In fact, a number of shares have fallen so hard this year they are now trading at 52-week lows. Three shares that have made this milestone are listed below. Here's why they have been beaten down in 2019:
The CYBG PLC (ASX: CYB) share price continued its poor run and dropped to an all-time low of $1.86 on Wednesday. Investors have been selling the UK-based bank's shares since it was forced to increase the provisions for legacy PPI costs by between £300 million and £450 million last month. This was primarily driven by an unprecedented volume of PPI Information Requests received during August in advance of the August 29 deadline. Not only was it significantly more than the market had expected, it appeared disproportionately large in comparison to its peers.
The FBR Ltd (ASX: FBR) share price fell to a multi-year low of 5.8 cents yesterday.
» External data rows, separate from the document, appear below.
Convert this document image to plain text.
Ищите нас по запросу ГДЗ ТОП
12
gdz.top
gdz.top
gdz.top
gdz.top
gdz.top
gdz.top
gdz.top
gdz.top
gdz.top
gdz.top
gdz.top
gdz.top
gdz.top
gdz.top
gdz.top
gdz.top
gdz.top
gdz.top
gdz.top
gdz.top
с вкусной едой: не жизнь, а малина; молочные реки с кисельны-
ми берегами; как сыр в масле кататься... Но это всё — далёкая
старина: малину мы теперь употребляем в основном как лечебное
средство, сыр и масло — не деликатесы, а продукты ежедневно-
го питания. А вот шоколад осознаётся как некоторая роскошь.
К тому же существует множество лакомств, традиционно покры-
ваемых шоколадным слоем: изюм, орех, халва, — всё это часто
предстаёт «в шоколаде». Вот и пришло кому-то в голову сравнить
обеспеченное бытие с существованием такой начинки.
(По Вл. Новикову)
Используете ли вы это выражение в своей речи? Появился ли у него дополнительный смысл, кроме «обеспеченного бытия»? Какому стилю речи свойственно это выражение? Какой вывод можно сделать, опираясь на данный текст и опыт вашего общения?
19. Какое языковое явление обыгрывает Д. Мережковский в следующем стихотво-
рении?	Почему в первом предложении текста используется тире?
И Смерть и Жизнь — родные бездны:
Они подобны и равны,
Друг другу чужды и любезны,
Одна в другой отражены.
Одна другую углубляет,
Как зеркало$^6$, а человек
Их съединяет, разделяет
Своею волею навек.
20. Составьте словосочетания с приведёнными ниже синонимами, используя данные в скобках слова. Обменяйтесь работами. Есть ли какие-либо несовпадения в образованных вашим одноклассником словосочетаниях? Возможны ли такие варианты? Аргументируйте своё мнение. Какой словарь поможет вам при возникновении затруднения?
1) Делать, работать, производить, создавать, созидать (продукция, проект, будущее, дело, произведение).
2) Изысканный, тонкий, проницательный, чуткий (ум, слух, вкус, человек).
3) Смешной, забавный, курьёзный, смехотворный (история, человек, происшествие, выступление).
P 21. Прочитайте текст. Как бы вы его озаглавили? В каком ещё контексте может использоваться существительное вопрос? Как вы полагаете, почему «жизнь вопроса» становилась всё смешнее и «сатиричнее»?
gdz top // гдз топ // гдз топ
The robotics company's shares have come under significant pressure over the last 12 months due to concerns over its change of business model and the termination of a memorandum of understanding with US construction machinery giant Caterpillar. In respect to the latter, there had been hopes that Caterpillar would take its house-building robot to the masses, but sadly this wasn't to be. And while a joint venture with Brickworks Limited (ASX: BKW) has promise, five months after it was formed there has yet to be any news from it.
The Webjet Limited (ASX: WEB) share price fell again on Wednesday and dropped to a 52-week low of $9.98. The online travel agent's shares have fallen heavily this year amid concerns over the rising threat of Google in the travel market and the collapse of its UK partner Thomas Cook. The latter has come at a cost to Webjet due to Thomas Cook's unpaid receivables of €27 million. It also loses a revenue source and is expected to reduce Webjet's WebBeds EBITDA growth by up to $7 million in FY 2020. While these series events are disappointing, at 18x trailing earnings I feel its shares offer investors a compelling risk/reward. Especially given how management recently reiterated that the rest of the business is performing in line with its guidance.